Justin Lidard

I am a Research Scientist at Google DeepMind, where I build generally capable robots that act safely in the real world. I currently focus on training robot policies from video data.

I recently completed my PhD at Princeton, where I worked with Anirudha Majumdar and Naomi Leonard on robotics. During my PhD, I worked on RL for diffusion policies, safety filters, and dynamic games. Along the way, I spent time at the Toyota Research Institute working on human-interactive driving, and at Google DeepMind with Vikas Sindhwani.

Google Scholar     Github     LinkedIn

For an up-to-date list, see my Google Scholar.

Reasoning About Uncertainty: Do Reasoning Models Know When They Don't Know?

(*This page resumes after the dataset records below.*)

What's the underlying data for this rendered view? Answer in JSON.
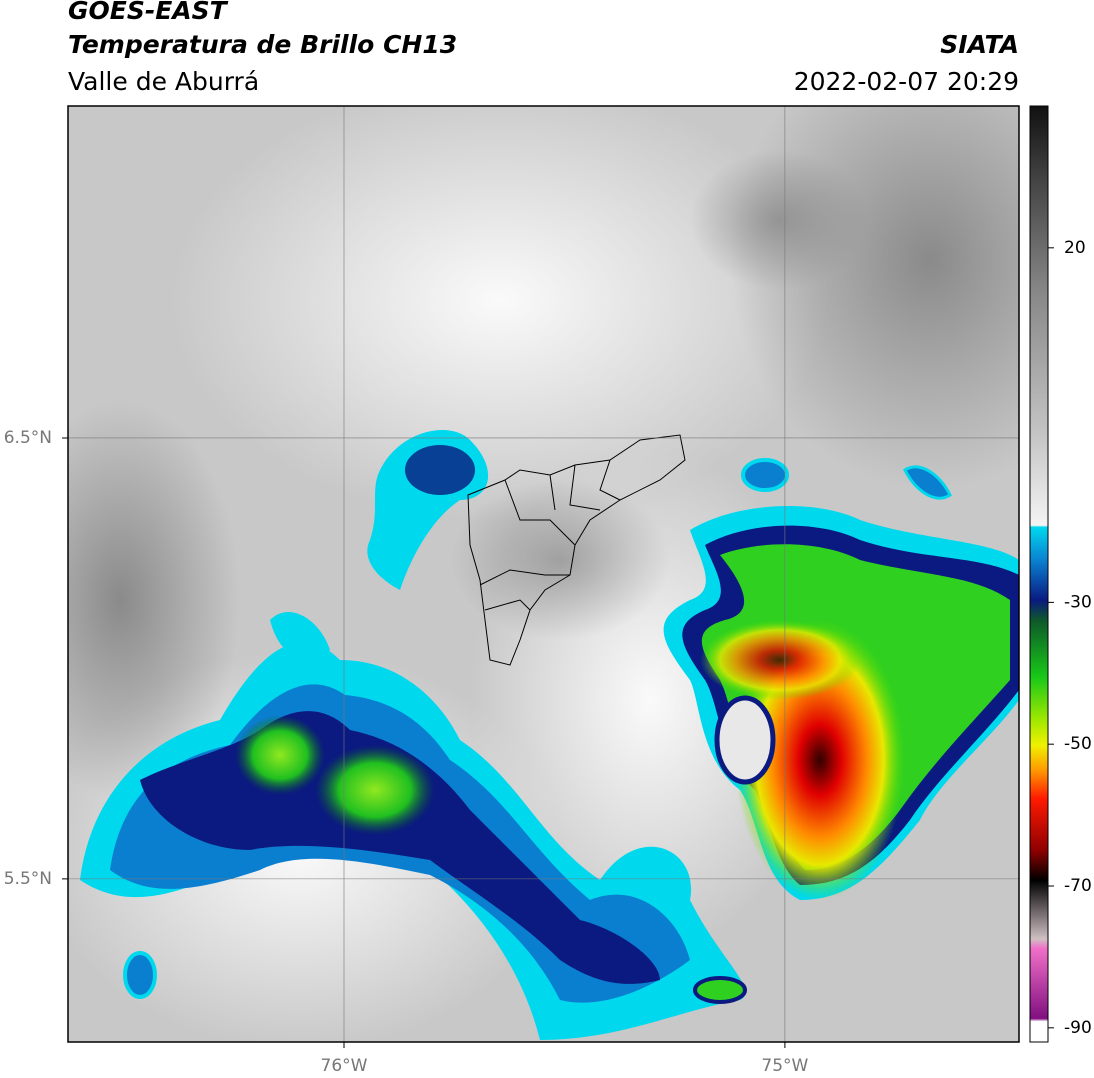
{
  "header": {
    "satellite": "GOES-EAST",
    "title": "Temperatura de Brillo CH13",
    "region": "Valle de Aburrá",
    "agency": "SIATA",
    "datetime": "2022-02-07 20:29"
  },
  "map": {
    "xlim": [
      -76.626,
      -74.469
    ],
    "ylim": [
      5.13,
      7.253
    ],
    "xticks": [
      {
        "value": -76,
        "label": "76°W"
      },
      {
        "value": -75,
        "label": "75°W"
      }
    ],
    "yticks": [
      {
        "value": 6.5,
        "label": "6.5°N"
      },
      {
        "value": 5.5,
        "label": "5.5°N"
      }
    ],
    "grid": true
  },
  "colorbar": {
    "lim": [
      -92,
      40
    ],
    "ticks": [
      20,
      -30,
      -50,
      -70,
      -90
    ]
  }
}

Zhiting Mei, Christina Zhang, Tenny Yin, Justin Lidard, Ola Shorinwa, Anirudha Majumdar
Findings of the Association for Computational Linguistics (EACL) 2026
TL;DR: We introduce a benchmark testing whether reasoning models know what they don't know, and find that longer chains of reasoning tend to make them more overconfident.
Webpage  •   PDF

Safety with Agency: Human-Centered Safety Filter with Application to AI-Assisted Motorsports

Donggeon David Oh, Justin Lidard, Haimin Hu, Himani Sinhmar, Elle Lazarski, Deepak Gopinath, Emily Sumner, Jonathan DeCastro, Guy Rosman, Naomi Leonard, Jaime Fernández Fisac
Robotics: Science and Systems (RSS) 2025
TL;DR: We introduce a neural safety filter that overrides a human driver as little as possible while still keeping them safe, validated in AI-assisted racing.
Webpage  •   PDF

Diffusion Policy Policy Optimization

Allen Z. Ren, Justin Lidard, Lars L. Ankile, Anthony Simeonov, Pulkit Agrawal, Anirudha Majumdar, Benjamin Burchfiel, Hongkai Dai, Max Simchowitz
International Conference on Learning Representations (ICLR) 2025
TL;DR: We introduce DPPO, which fine-tunes diffusion policies with policy gradients to reach state-of-the-art performance on robot manipulation.
Webpage  •   PDF  •   Code

Guiding Data Collection via Factored Scaling Curves

Lihan Zha, Apurva Badithela, Michael Zhang, Justin Lidard, Jeremy Bao, Emily Zhou, David Snyder, Allen Z. Ren, Dhruv Shah, Anirudha Majumdar
arXiv preprint, 2025
TL;DR: We introduce factored scaling curves that predict how much each environment factor limits a policy, showing where to spend a data-collection budget.
Webpage  •   PDF  •   Code  •   Video

A Survey on Uncertainty Quantification of Large Language Models: Taxonomy, Open Research Challenges, and Future Directions

Ola Shorinwa, Zhiting Mei, Justin Lidard, Allen Z. Ren, Anirudha Majumdar
ACM Computing Surveys, 2025
TL;DR: We survey the landscape of uncertainty quantification for large language models and organize it into a single taxonomy.
PDF

Blending Data-Driven Priors in Dynamic Games

Justin Lidard, Haimin Hu, Asher Hancock, Zixu Zhang, Albert Gimó Contreras, Vikash Modi, Jonathan DeCastro, Deepak Gopinath, Guy Rosman, Naomi Leonard, María Santos, Jaime Fernández Fisac
Robotics: Science and Systems (RSS) 2024
TL;DR: We introduce KLGame, a dynamic game that pulls a learned reference policy toward game-theoretic equilibria to capture how people actually drive.
Webpage  •   PDF  •   Code

Risk-Calibrated Human-Robot Interaction via Set-Valued Intent Prediction

Justin Lidard, Hang Pham, Ariel Bachman, Bryan Boateng, Anirudha Majumdar
Robotics: Science and Systems (RSS) 2024
TL;DR: We introduce RCIP, which predicts a calibrated set of plausible human intents so a robot knows when to act and when to ask for help.
Webpage  •   PDF  •   Code

Provably Efficient Multi-Agent Reinforcement Learning with Fully Decentralized Communication

Justin Lidard, Udari Madhushani, Naomi Ehrich Leonard
American Control Conference (ACC) 2022
TL;DR: We introduce a decentralized multi-agent RL algorithm where agents share information only with neighbors, and prove it converges faster as the group grows.
PDF  •   IEEE

2026

Joined Google DeepMind as a Research Scientist!

Defended my PhD thesis.

Gave talks at Google and TRI.

2025

Started as a Student Researcher at Google DeepMind, working on whole-body control.

2022

Awarded the NSF Graduate Research Fellowship.

2020

Fortunate to be awarded the National Defense Science & Engineering Graduate Fellowship (NDSEG) and the NASA Space Technology Research Fellowship (NSTRF).